Parfois, les délinquants Addams prenaient une forme non humaine. Il y avait la célèbre boule de poils, nommée Cousin Itt dans la série télévisée. Il y avait la silhouette souriante, à dents de scie et grincheuse qui était apparue dans Le New Yorker en 1974 en train de dévaler une pente de montagne hivernale sur une motoneige, les cheveux en forme de rasoir sur son corps volant droit en arrière: l’Abominable Bonhomme de neige en tant que sportif d’hiver. Mais souvent, les personnes les plus effrayantes d’Addams étaient les types normaux et indescriptibles, les gens que l’on croise dans la rue sans vraiment les voir: le petit commis, la femme au foyer terne, la « charlady déterminée », comme l’appelait Addams, qui dans un dessin animé mémorable de 1942 lève la jambe de son employeur ligoté et bâillonné et continue son balayage mécanique.

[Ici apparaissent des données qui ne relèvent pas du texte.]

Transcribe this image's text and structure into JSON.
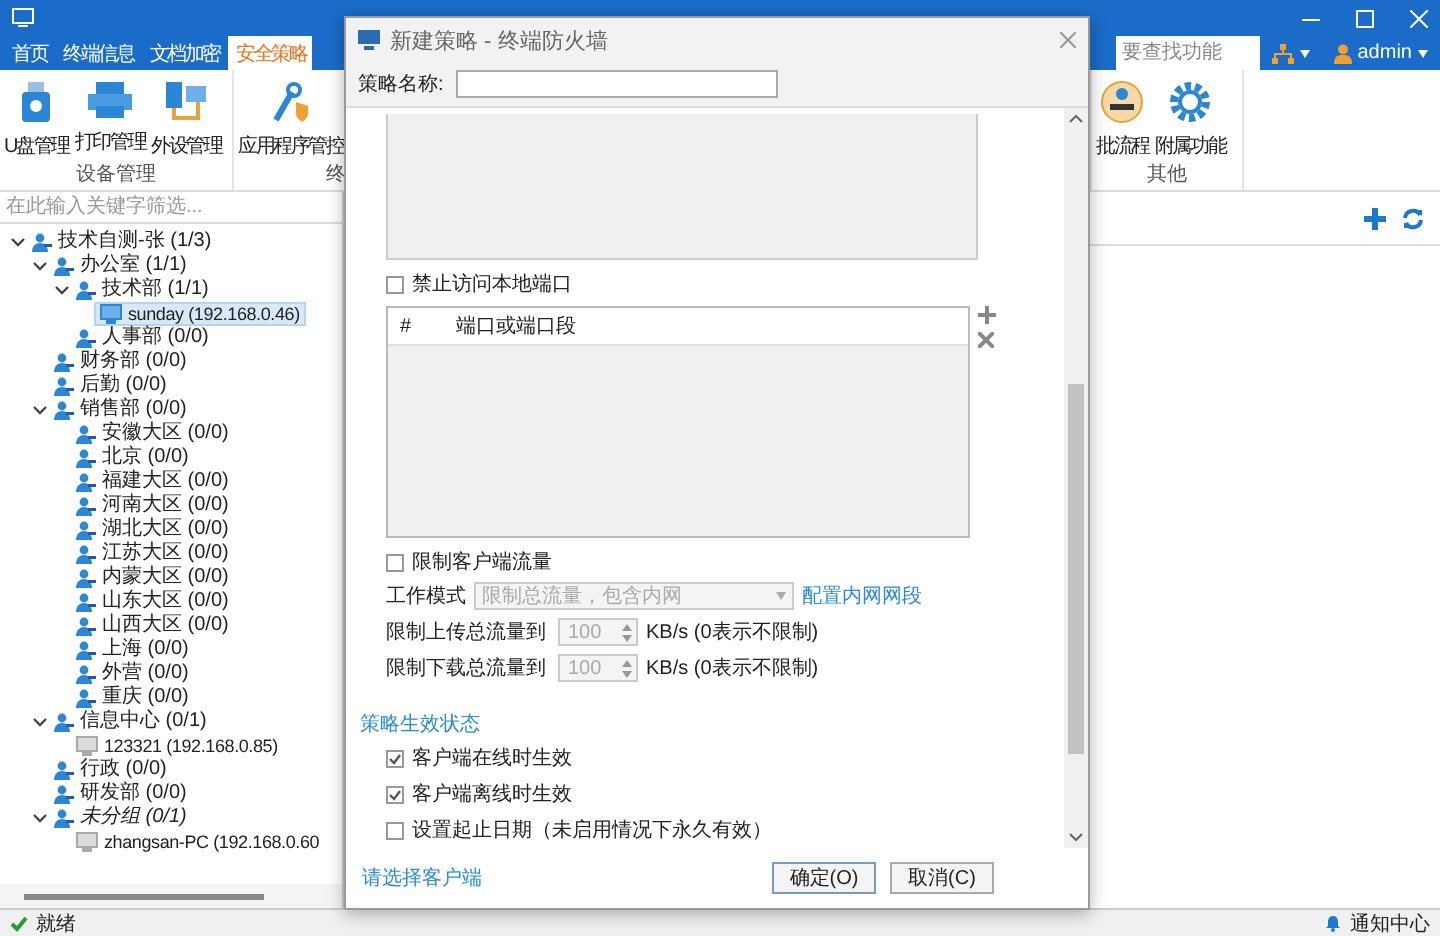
{
  "tabs": [
    {
      "label": "首页",
      "selected": false
    },
    {
      "label": "终端信息",
      "selected": false
    },
    {
      "label": "文档加密",
      "selected": false
    },
    {
      "label": "安全策略",
      "selected": true
    }
  ],
  "search": {
    "placeholder": "要查找功能"
  },
  "user": {
    "name": "admin"
  },
  "ribbon": {
    "groups": [
      {
        "label": "设备管理",
        "items": [
          {
            "label": "U盘管理",
            "kind": "usb"
          },
          {
            "label": "打印管理",
            "kind": "printer"
          },
          {
            "label": "外设管理",
            "kind": "peripheral"
          }
        ]
      },
      {
        "label": "终",
        "items": [
          {
            "label": "应用程序管控",
            "kind": "app"
          }
        ]
      },
      {
        "label": "其他",
        "items": [
          {
            "label": "批流程",
            "kind": "approval"
          },
          {
            "label": "附属功能",
            "kind": "addon"
          }
        ]
      }
    ]
  },
  "tree": {
    "filter_placeholder": "在此输入关键字筛选...",
    "items": [
      {
        "label": "技术自测-张 (1/3)",
        "kind": "group",
        "expanded": true,
        "selected": false,
        "children": [
          {
            "label": "办公室 (1/1)",
            "kind": "group",
            "expanded": true,
            "selected": false,
            "children": [
              {
                "label": "技术部 (1/1)",
                "kind": "group",
                "expanded": true,
                "selected": false,
                "children": [
                  {
                    "label": "sunday (192.168.0.46)",
                    "kind": "computer",
                    "online": true,
                    "selected": true
                  }
                ]
              },
              {
                "label": "人事部 (0/0)",
                "kind": "group",
                "selected": false
              }
            ]
          },
          {
            "label": "财务部 (0/0)",
            "kind": "group",
            "selected": false
          },
          {
            "label": "后勤 (0/0)",
            "kind": "group",
            "selected": false
          },
          {
            "label": "销售部 (0/0)",
            "kind": "group",
            "expanded": true,
            "selected": false,
            "children": [
              {
                "label": "安徽大区 (0/0)",
                "kind": "group",
                "selected": false
              },
              {
                "label": "北京 (0/0)",
                "kind": "group",
                "selected": false
              },
              {
                "label": "福建大区 (0/0)",
                "kind": "group",
                "selected": false
              },
              {
                "label": "河南大区 (0/0)",
                "kind": "group",
                "selected": false
              },
              {
                "label": "湖北大区 (0/0)",
                "kind": "group",
                "selected": false
              },
              {
                "label": "江苏大区 (0/0)",
                "kind": "group",
                "selected": false
              },
              {
                "label": "内蒙大区 (0/0)",
                "kind": "group",
                "selected": false
              },
              {
                "label": "山东大区 (0/0)",
                "kind": "group",
                "selected": false
              },
              {
                "label": "山西大区 (0/0)",
                "kind": "group",
                "selected": false
              },
              {
                "label": "上海 (0/0)",
                "kind": "group",
                "selected": false
              },
              {
                "label": "外营 (0/0)",
                "kind": "group",
                "selected": false
              },
              {
                "label": "重庆 (0/0)",
                "kind": "group",
                "selected": false
              }
            ]
          },
          {
            "label": "信息中心 (0/1)",
            "kind": "group",
            "expanded": true,
            "selected": false,
            "children": [
              {
                "label": "123321 (192.168.0.85)",
                "kind": "computer",
                "online": false,
                "selected": false
              }
            ]
          },
          {
            "label": "行政 (0/0)",
            "kind": "group",
            "selected": false
          },
          {
            "label": "研发部 (0/0)",
            "kind": "group",
            "selected": false
          },
          {
            "label": "未分组 (0/1)",
            "kind": "ungrouped",
            "expanded": true,
            "selected": false,
            "children": [
              {
                "label": "zhangsan-PC (192.168.0.60",
                "kind": "computer",
                "online": false,
                "selected": false
              }
            ]
          }
        ]
      }
    ]
  },
  "dialog": {
    "title": "新建策略 - 终端防火墙",
    "name_label": "策略名称:",
    "block_local_ports": {
      "label": "禁止访问本地端口",
      "checked": false
    },
    "ports_table": {
      "columns": [
        "#",
        "端口或端口段"
      ]
    },
    "limit_traffic": {
      "label": "限制客户端流量",
      "checked": false
    },
    "work_mode": {
      "label": "工作模式",
      "value": "限制总流量，包含内网",
      "disabled": true,
      "link": "配置内网网段"
    },
    "limits": [
      {
        "label": "限制上传总流量到",
        "value": "100",
        "disabled": true,
        "unit_hint": "KB/s (0表示不限制)"
      },
      {
        "label": "限制下载总流量到",
        "value": "100",
        "disabled": true,
        "unit_hint": "KB/s (0表示不限制)"
      }
    ],
    "effect_section": {
      "title": "策略生效状态",
      "options": [
        {
          "label": "客户端在线时生效",
          "checked": true
        },
        {
          "label": "客户端离线时生效",
          "checked": true
        },
        {
          "label": "设置起止日期（未启用情况下永久有效）",
          "checked": false
        }
      ]
    },
    "footer_link": "请选择客户端",
    "buttons": [
      {
        "label": "确定(O)"
      },
      {
        "label": "取消(C)"
      }
    ]
  },
  "status_bar": {
    "status": "就绪",
    "notification": "通知中心"
  }
}
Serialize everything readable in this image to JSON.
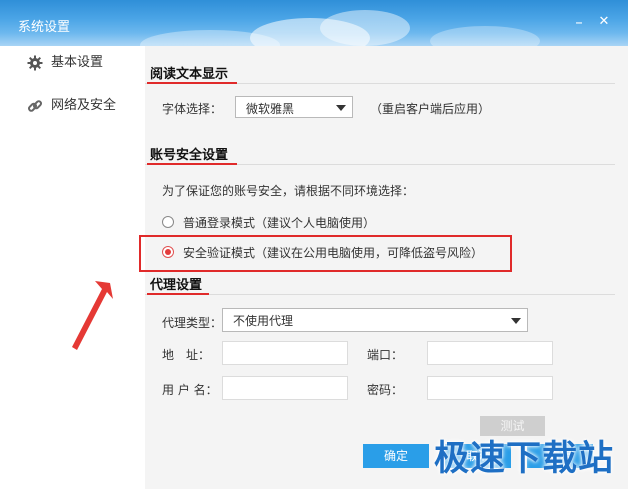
{
  "window": {
    "title": "系统设置",
    "minimize_glyph": "–",
    "close_glyph": "✕"
  },
  "sidebar": {
    "items": [
      {
        "label": "基本设置",
        "icon": "gear-icon"
      },
      {
        "label": "网络及安全",
        "icon": "link-icon"
      }
    ]
  },
  "reading": {
    "title": "阅读文本显示",
    "font_label": "字体选择：",
    "font_value": "微软雅黑",
    "restart_note": "（重启客户端后应用）"
  },
  "account": {
    "title": "账号安全设置",
    "intro": "为了保证您的账号安全，请根据不同环境选择：",
    "normal_mode": "普通登录模式（建议个人电脑使用）",
    "secure_mode": "安全验证模式（建议在公用电脑使用，可降低盗号风险）",
    "selected": "secure"
  },
  "proxy": {
    "title": "代理设置",
    "type_label": "代理类型：",
    "type_value": "不使用代理",
    "address_label": "地　址：",
    "port_label": "端口：",
    "username_label": "用 户 名：",
    "password_label": "密码：",
    "test_button": "测试"
  },
  "footer": {
    "ok_button": "确定",
    "cancel_button": "取消",
    "apply_button": "应用"
  },
  "watermark": "极速下载站",
  "colors": {
    "accent_blue": "#2a9ee8",
    "highlight_red": "#e02a2a",
    "arrow_red": "#e53935"
  }
}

Les gens ont juré qu’ils avaient effectivement vu le dessin animé de la maternité, mais Addams ne l’avait jamais dessiné. Il avait cependant soumis une ébauche de dessin animé (un brouillon d’artiste) avec une idée similaire: « Je m’inquiète pour Albert », dit une femme de son mari dans une maternité. » Il mange ses petits. » »Il a bien sûr été rejeté », a déclaré Addams à son ami Steven M. L. Aronson, éditeur de livres et écrivain.
Pourtant, les gens croyaient ce qu’ils voulaient croire. Une couverture de Thanksgiving du New Yorker de 1978 par Addams montrant un fermier de dinde stupéfait contemplant le troupeau qui s’est rassemblé dans des formations militaires dans la cour a provoqué des réactions sauvages de la part des lecteurs qui ont interprété le dessin simple comme une référence aux « camps de concentration nazis. »
Et pourtant Addams lui-même avait invité la perception erronée if ne serait-ce que par plaisanterie. N’avait-il pas une fois répondu au courrier de ses fans sur un en-tête inscrit « La maison de repos de Gotham pour les déficients mentaux »? N’avait-il pas porté un pyjama rouge flamboyant sur ses vêtements à une fête de Manhattan, et une robe des Templiers à une autre? Habillé en Abe Lincoln pour une cérémonie de remise de prix, qui n’était pas une fête costumée? Vous êtes amené à pédaler sur un tricycle (tout en fumant un cigare) autour d’une autre fête?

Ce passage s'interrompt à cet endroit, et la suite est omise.